Dysregulation of type 2 innate lymphoid cells and TH2 cells impairs pollutant-induced allergic airway responses.

BACKGROUND: Although the prominent role of TH2 cells in type 2 immune responses is well established, the newly identified type 2 innate lymphoid cells (ILC2s) can also contribute to orchestration of allergic responses. Several experimental and epidemiologic studies have provided evidence that allergen-induced airway responses can be further enhanced on exposure to environmental pollutants, such as diesel exhaust particles (DEPs). However, the components and pathways responsible remain incompletely known. OBJECTIVE: We sought to investigate the relative contribution of ILC2 and adaptive TH2 cell responses in a murine model of DEP-enhanced allergic airway inflammation. METHODS: Wild-type, Gata-3+/nlslacZ (Gata-3-haploinsufficient), RAR-related orphan receptor α (RORα)fl/flIL7RCre (ILC2-deficient), and recombination-activating gene (Rag) 2-/- mice were challenged with saline, DEPs, or house dust mite (HDM) or DEP+HDM. Airway hyperresponsiveness, as well as inflammation, and intracellular cytokine expression in ILC2s and TH2 cells in the bronchoalveolar lavage fluid and lung tissue were assessed. RESULTS: Concomitant DEP+HDM exposure significantly enhanced allergic airway inflammation, as characterized by increased airway eosinophilia, goblet cell metaplasia, accumulation of ILC2s and TH2 cells, type 2 cytokine production, and airway hyperresponsiveness compared with sole DEPs or HDM. Reduced Gata-3 expression decreased the number of functional ILC2s and TH2 cells in DEP+HDM-exposed mice, resulting in an impaired DEP-enhanced allergic airway inflammation. Interestingly, although the DEP-enhanced allergic inflammation was marginally reduced in ILC2-deficient mice that received combined DEP+HDM, it was abolished in DEP+HDM-exposed Rag2-/- mice. CONCLUSION: These data indicate that dysregulation of ILC2s and TH2 cells attenuates DEP-enhanced allergic airway inflammation. In addition, a crucial role for the adaptive immune system was shown on concomitant DEP+HDM exposure.

MicroRNA Profiling Reveals a Role for MicroRNA-218-5p in the Pathogenesis of Chronic Obstructive Pulmonary Disease.

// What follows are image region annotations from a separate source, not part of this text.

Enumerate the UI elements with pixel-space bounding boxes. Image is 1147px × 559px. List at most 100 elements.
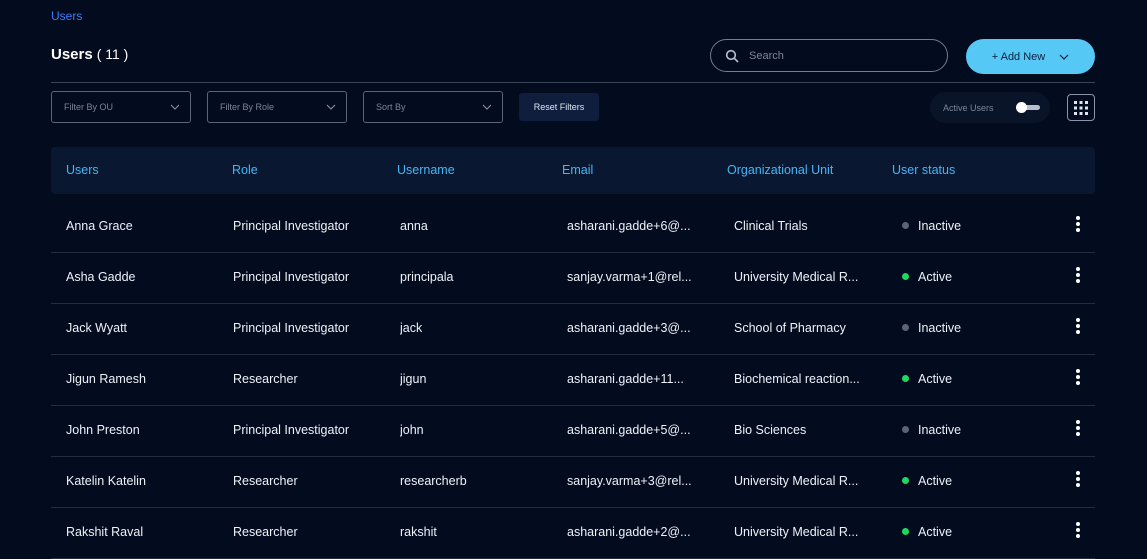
username-cell: principala xyxy=(400,270,454,284)
table-row[interactable]: Katelin Katelin Researcher researcherb sanj… xyxy=(51,457,1095,508)
username-cell: researcherb xyxy=(400,474,467,488)
status-dot-icon xyxy=(902,222,909,229)
email-cell: asharani.gadde+3@... xyxy=(567,321,691,335)
organizational-unit-cell: Biochemical reaction... xyxy=(734,372,860,386)
row-actions-kebab-icon[interactable] xyxy=(1074,267,1082,287)
user-name-cell: John Preston xyxy=(66,423,140,437)
status-cell: Active xyxy=(902,474,952,488)
row-actions-kebab-icon[interactable] xyxy=(1074,420,1082,440)
sort-by-select[interactable]: Sort By xyxy=(363,91,503,123)
switch-knob xyxy=(1016,102,1027,113)
column-header-email[interactable]: Email xyxy=(562,163,593,177)
status-dot-icon xyxy=(902,324,909,331)
status-cell: Inactive xyxy=(902,219,961,233)
username-cell: anna xyxy=(400,219,428,233)
filter-ou-label: Filter By OU xyxy=(64,102,114,112)
role-cell: Researcher xyxy=(233,372,298,386)
active-users-switch[interactable] xyxy=(1016,102,1040,113)
row-actions-kebab-icon[interactable] xyxy=(1074,471,1082,491)
role-cell: Principal Investigator xyxy=(233,321,350,335)
user-name-cell: Anna Grace xyxy=(66,219,133,233)
email-cell: sanjay.varma+1@rel... xyxy=(567,270,692,284)
filter-role-label: Filter By Role xyxy=(220,102,275,112)
filter-by-ou-select[interactable]: Filter By OU xyxy=(51,91,191,123)
page-title: Users( 11 ) xyxy=(51,46,128,63)
sort-by-label: Sort By xyxy=(376,102,406,112)
organizational-unit-cell: Bio Sciences xyxy=(734,423,807,437)
chevron-down-icon xyxy=(326,104,336,110)
organizational-unit-cell: University Medical R... xyxy=(734,525,859,539)
chevron-down-icon xyxy=(1059,54,1069,60)
role-cell: Researcher xyxy=(233,474,298,488)
add-new-button[interactable]: + Add New xyxy=(966,39,1095,74)
row-actions-kebab-icon[interactable] xyxy=(1074,318,1082,338)
organizational-unit-cell: School of Pharmacy xyxy=(734,321,846,335)
status-label: Active xyxy=(918,372,953,386)
status-label: Inactive xyxy=(918,321,962,335)
status-cell: Active xyxy=(902,270,952,284)
breadcrumb[interactable]: Users xyxy=(51,9,82,23)
column-header-users[interactable]: Users xyxy=(66,163,99,177)
user-name-cell: Rakshit Raval xyxy=(66,525,144,539)
add-new-label: + Add New xyxy=(991,50,1046,63)
user-name-cell: Katelin Katelin xyxy=(66,474,146,488)
search-input[interactable] xyxy=(747,48,941,63)
table-row[interactable]: Jack Wyatt Principal Investigator jack asha… xyxy=(51,304,1095,355)
active-users-label: Active Users xyxy=(943,102,994,113)
username-cell: jigun xyxy=(400,372,427,386)
active-users-toggle-group: Active Users xyxy=(930,92,1050,123)
column-header-role[interactable]: Role xyxy=(232,163,258,177)
user-name-cell: Jack Wyatt xyxy=(66,321,128,335)
username-cell: jack xyxy=(400,321,423,335)
column-header-user-status[interactable]: User status xyxy=(892,163,955,177)
email-cell: sanjay.varma+3@rel... xyxy=(567,474,692,488)
column-layout-button[interactable] xyxy=(1067,94,1095,121)
email-cell: asharani.gadde+6@... xyxy=(567,219,691,233)
role-cell: Principal Investigator xyxy=(233,270,350,284)
status-dot-icon xyxy=(902,477,909,484)
status-label: Inactive xyxy=(918,219,962,233)
status-label: Active xyxy=(918,270,953,284)
row-actions-kebab-icon[interactable] xyxy=(1074,522,1082,542)
organizational-unit-cell: University Medical R... xyxy=(734,270,859,284)
status-dot-icon xyxy=(902,273,909,280)
email-cell: asharani.gadde+11... xyxy=(567,372,684,386)
organizational-unit-cell: University Medical R... xyxy=(734,474,859,488)
user-count: ( 11 ) xyxy=(96,46,129,62)
search-icon xyxy=(725,49,739,62)
table-row[interactable]: Jigun Ramesh Researcher jigun asharani.gadd… xyxy=(51,355,1095,406)
role-cell: Principal Investigator xyxy=(233,423,350,437)
email-cell: asharani.gadde+5@... xyxy=(567,423,691,437)
table-row[interactable]: Anna Grace Principal Investigator anna asha… xyxy=(51,202,1095,253)
status-cell: Active xyxy=(902,525,952,539)
column-header-organizational-unit[interactable]: Organizational Unit xyxy=(727,163,833,177)
email-cell: asharani.gadde+2@... xyxy=(567,525,691,539)
table-row[interactable]: Rakshit Raval Researcher rakshit asharani.g… xyxy=(51,508,1095,559)
column-header-username[interactable]: Username xyxy=(397,163,455,177)
status-label: Active xyxy=(918,525,953,539)
status-dot-icon xyxy=(902,375,909,382)
header-divider xyxy=(51,82,1095,83)
organizational-unit-cell: Clinical Trials xyxy=(734,219,808,233)
reset-filters-button[interactable]: Reset Filters xyxy=(519,93,599,121)
role-cell: Principal Investigator xyxy=(233,219,350,233)
row-actions-kebab-icon[interactable] xyxy=(1074,216,1082,236)
user-name-cell: Asha Gadde xyxy=(66,270,136,284)
role-cell: Researcher xyxy=(233,525,298,539)
filter-by-role-select[interactable]: Filter By Role xyxy=(207,91,347,123)
status-cell: Active xyxy=(902,372,952,386)
table-row[interactable]: Asha Gadde Principal Investigator principa… xyxy=(51,253,1095,304)
status-dot-icon xyxy=(902,528,909,535)
user-name-cell: Jigun Ramesh xyxy=(66,372,146,386)
row-actions-kebab-icon[interactable] xyxy=(1074,369,1082,389)
status-cell: Inactive xyxy=(902,423,961,437)
status-cell: Inactive xyxy=(902,321,961,335)
username-cell: rakshit xyxy=(400,525,437,539)
status-label: Active xyxy=(918,474,953,488)
username-cell: john xyxy=(400,423,424,437)
status-dot-icon xyxy=(902,426,909,433)
table-row[interactable]: John Preston Principal Investigator john as… xyxy=(51,406,1095,457)
chevron-down-icon xyxy=(170,104,180,110)
page-title-text: Users xyxy=(51,46,93,63)
search-box[interactable] xyxy=(710,39,948,72)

RATIONALE: Aberrant expression of microRNAs (miRNAs) can have a detrimental role in disease pathogenesis. OBJECTIVES: To identify dysregulated miRNAs in lung tissue of patients with chronic obstructive pulmonary disease (COPD). METHODS: We performed miRNA and mRNA profiling using high throughput stem-loop reverse-transcriptase quantitative polymerase chain reaction and mRNA microarray, respectively, on lung tissue of 30 patients (screening cohort) encompassing 8 never-smokers, 10 smokers without airflow limitation, and 12 smokers with COPD. Differential expression of miRNA-218-5p (miR-218-5p) was validated by reverse-transcriptase quantitative polymerase chain reaction in an independent cohort of 71 patients, an in vivo murine model of COPD, and primary human bronchial epithelial cells. Localization of miR-218-5p was assessed by in situ hybridization. In vitro and in vivo perturbation of miR-218-5p combined with RNA sequencing and gene set enrichment analysis was used to elucidate its functional role in COPD pathogenesis. MEASUREMENTS AND MAIN RESULTS: Several miRNAs were differentially expressed among the different patient groups. Interestingly, miR-218-5p was significantly down-regulated in smokers without airflow limitation and in patients with COPD compared with never-smokers. Decreased pulmonary expression of miR-218-5p was validated in an independent validation cohort, in cigarette smoke-exposed mice, and in human bronchial epithelial cells. Importantly, expression of miR-218-5p strongly correlated with airway obstruction. Furthermore, cellular localization of miR-218-5p in human and murine lung revealed highest expression of miR-218-5p in the bronchial airway epithelium. Perturbation experiments with a miR-218-5p mimic or inhibitor demonstrated a protective role of miR-218-5p in cigarette smoke-induced inflammation and COPD. CONCLUSIONS: We highlight a role for miR-218-5p in the pathogenesis of COPD.